While many other industries are deeply threatened by the coronavirus outbreak, the country’s banks are still earning billions, in part because the market volatility it caused was a moneymaking opportunity for their trading divisions.
But the chaos wrought by the pandemic, which has shut down businesses across the country and put millions of people out of work, has them setting aside billions of dollars to prepare for the defaults that lie ahead.
“This isn’t a financial crisis,” Citigroup’s chief executive, Michael Corbat, said Wednesday. “It’s a public health crisis with severe economic ramifications.”
To prepare for the fallout, Citigroup and other banks are adding to their reserves — which is pinching their profits. Citi said Wednesday that it had earned $2.5 billion for the quarter, a 46 percent drop from a year earlier. It added $7 billion to its reserves, bringing its pool to nearly $21 billion.

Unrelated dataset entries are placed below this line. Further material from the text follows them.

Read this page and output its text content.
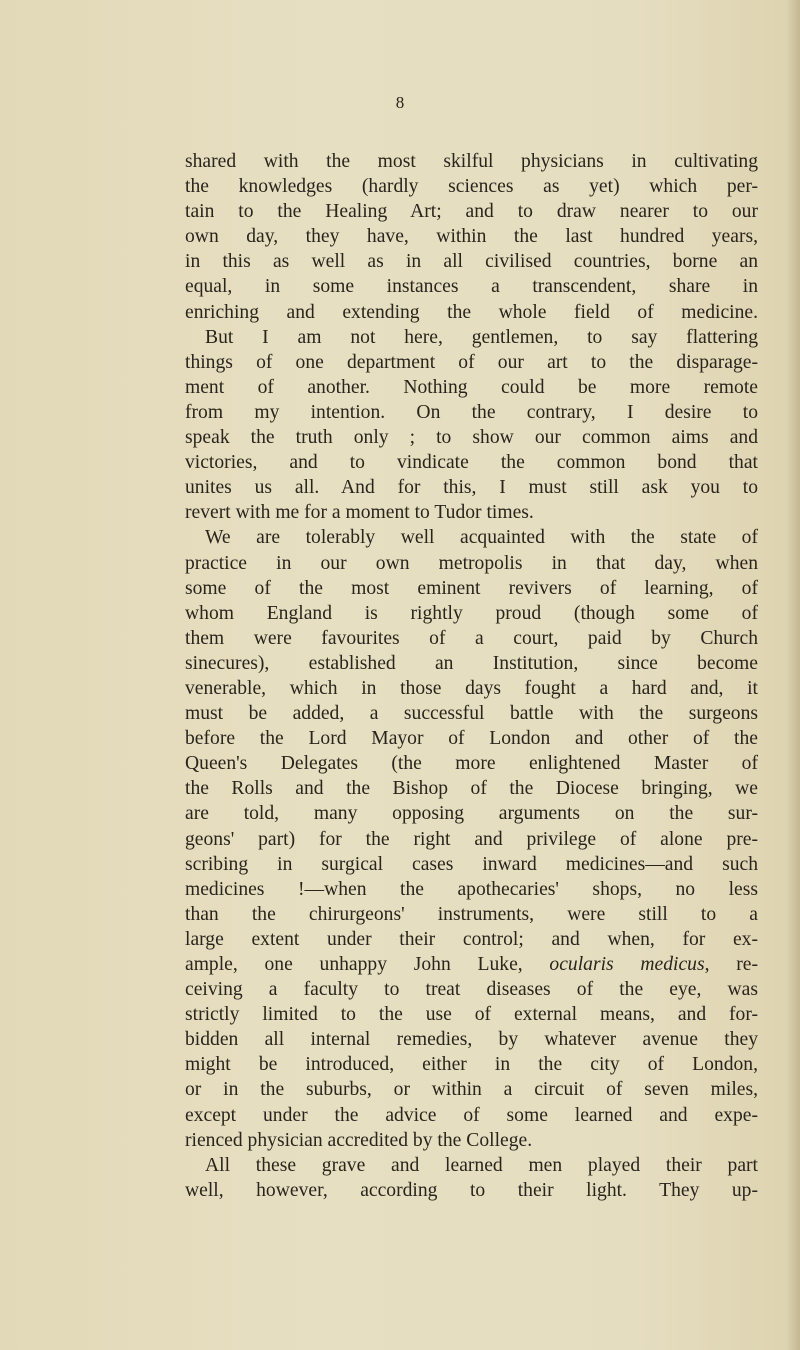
8
shared with the most skilful physicians in cultivating
the knowledges (hardly sciences as yet) which per-
tain to the Healing Art; and to draw nearer to our
own day, they have, within the last hundred years,
in this as well as in all civilised countries, borne an
equal, in some instances a transcendent, share in
enriching and extending the whole field of medicine.
But I am not here, gentlemen, to say flattering
things of one department of our art to the disparage-
ment of another. Nothing could be more remote
from my intention. On the contrary, I desire to
speak the truth only ; to show our common aims and
victories, and to vindicate the common bond that
unites us all. And for this, I must still ask you to
revert with me for a moment to Tudor times.
We are tolerably well acquainted with the state of
practice in our own metropolis in that day, when
some of the most eminent revivers of learning, of
whom England is rightly proud (though some of
them were favourites of a court, paid by Church
sinecures), established an Institution, since become
venerable, which in those days fought a hard and, it
must be added, a successful battle with the surgeons
before the Lord Mayor of London and other of the
Queen's Delegates (the more enlightened Master of
the Rolls and the Bishop of the Diocese bringing, we
are told, many opposing arguments on the sur-
geons' part) for the right and privilege of alone pre-
scribing in surgical cases inward medicines—and such
medicines !—when the apothecaries' shops, no less
than the chirurgeons' instruments, were still to a
large extent under their control; and when, for ex-
ample, one unhappy John Luke, ocularis medicus, re-
ceiving a faculty to treat diseases of the eye, was
strictly limited to the use of external means, and for-
bidden all internal remedies, by whatever avenue they
might be introduced, either in the city of London,
or in the suburbs, or within a circuit of seven miles,
except under the advice of some learned and expe-
rienced physician accredited by the College.
All these grave and learned men played their part
well, however, according to their light. They up-
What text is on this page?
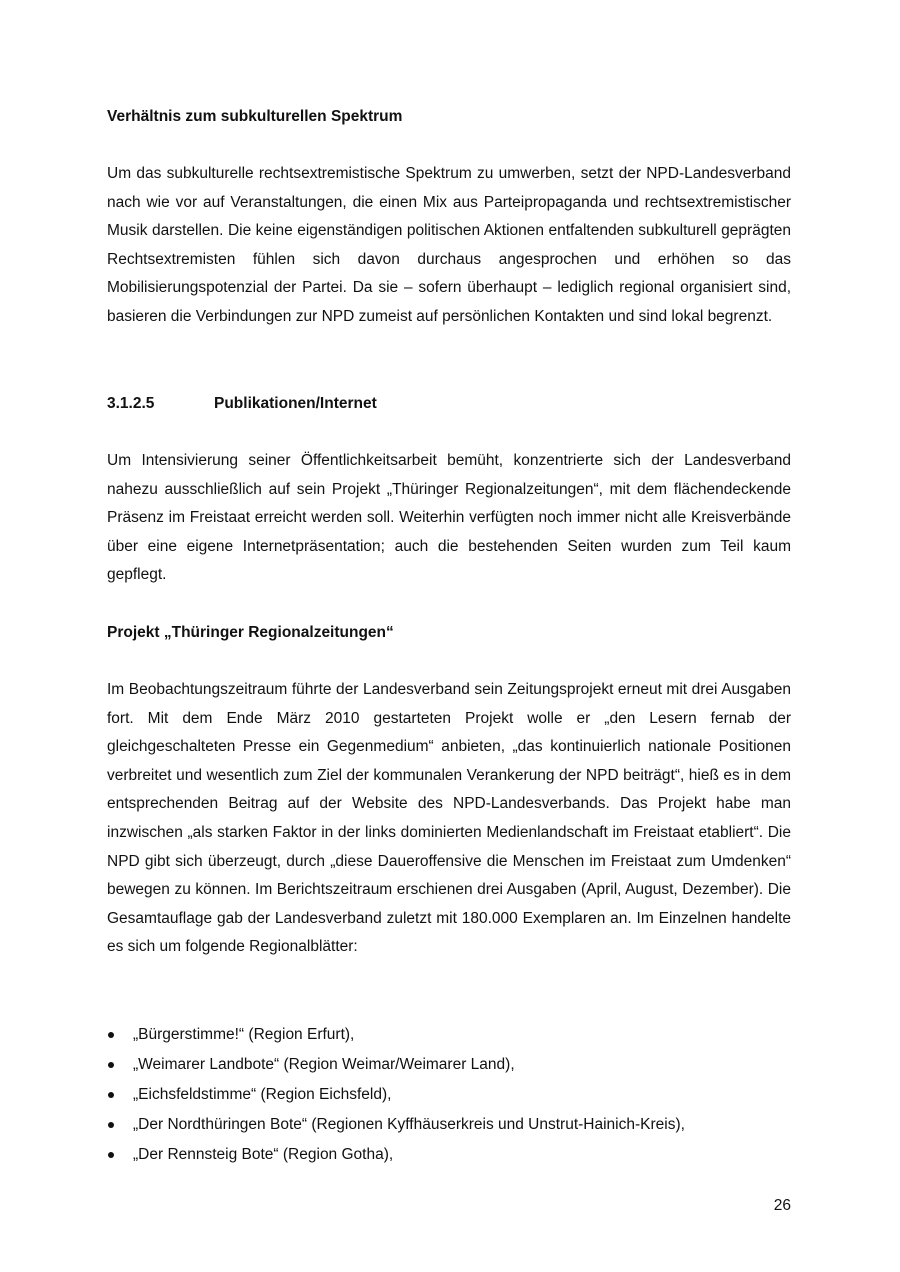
Verhältnis zum subkulturellen Spektrum

Um das subkulturelle rechtsextremistische Spektrum zu umwerben, setzt der NPD-Landesverband nach wie vor auf Veranstaltungen, die einen Mix aus Parteipropaganda und rechtsextremistischer Musik darstellen. Die keine eigenständigen politischen Aktionen entfaltenden subkulturell geprägten Rechtsextremisten fühlen sich davon durchaus angesprochen und erhöhen so das Mobilisierungspotenzial der Partei. Da sie – sofern überhaupt – lediglich regional organisiert sind, basieren die Verbindungen zur NPD zumeist auf persönlichen Kontakten und sind lokal begrenzt.

3.1.2.5	Publikationen/Internet

Um Intensivierung seiner Öffentlichkeitsarbeit bemüht, konzentrierte sich der Landesverband nahezu ausschließlich auf sein Projekt „Thüringer Regionalzeitungen“, mit dem flächendeckende Präsenz im Freistaat erreicht werden soll. Weiterhin verfügten noch immer nicht alle Kreisverbände über eine eigene Internetpräsentation; auch die bestehenden Seiten wurden zum Teil kaum gepflegt.

Projekt „Thüringer Regionalzeitungen“

Im Beobachtungszeitraum führte der Landesverband sein Zeitungsprojekt erneut mit drei Ausgaben fort. Mit dem Ende März 2010 gestarteten Projekt wolle er „den Lesern fernab der gleichgeschalteten Presse ein Gegenmedium“ anbieten, „das kontinuierlich nationale Positionen verbreitet und wesentlich zum Ziel der kommunalen Verankerung der NPD beiträgt“, hieß es in dem entsprechenden Beitrag auf der Website des NPD-Landesverbands. Das Projekt habe man inzwischen „als starken Faktor in der links dominierten Medienlandschaft im Freistaat etabliert“. Die NPD gibt sich überzeugt, durch „diese Daueroffensive die Menschen im Freistaat zum Umdenken“ bewegen zu können. Im Berichtszeitraum erschienen drei Ausgaben (April, August, Dezember). Die Gesamtauflage gab der Landesverband zuletzt mit 180.000 Exemplaren an. Im Einzelnen handelte es sich um folgende Regionalblätter:

„Bürgerstimme!“ (Region Erfurt),
„Weimarer Landbote“ (Region Weimar/Weimarer Land),
„Eichsfeldstimme“ (Region Eichsfeld),
„Der Nordthüringen Bote“ (Regionen Kyffhäuserkreis und Unstrut-Hainich-Kreis),
„Der Rennsteig Bote“ (Region Gotha),
26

“While we’ve built significant loan loss reserves,” Mr. Corbat said. “No one knows what the severity or longevity of the virus’ impact on the global economy will be.”
Mr. Corbat praised his employees for their efforts to help clients in their time of need, and said the bank was using its largely empty corporate cafeteria to make meals for food banks.
“We know many consumers are facing real struggles, and we’re doing our best to support them,” he said.
Bank of America also announced its quarterly results Wednesday, reporting a profit of $4 billion in the first three months of 2020, down from $7.3 billion a year earlier. The difference came mostly from a $3.6 billion increase in the amount of money the bank set aside for bad loans; the total reserved by the bank during this quarter reached $4.8 billion.
But as bad as the coronavirus has been for most businesses, at Bank of America it triggered a 34 percent surge in revenue from the sales and trading of stocks, bonds and other financial products. That gain was generated during a period when some employees say they have been under pressure to go to the office despite the health risks. Bank of America said in a statement last week that it was “sparing no expense or consideration taking care of our people.”
At Goldman Sachs, profits fell 46 percent to $1.2 billion, reflecting a set-aside of an additional $937 million for potential credit losses, losses in its asset-management division and a rise in technology costs.
But the bank’s revenue was essentially flat, helped in part by a 28 percent upswing in trading revenue and a 25 percent rise in investment-banking fees related primarily to direct lending to corporations and help when they raised public money through the bond and stock markets.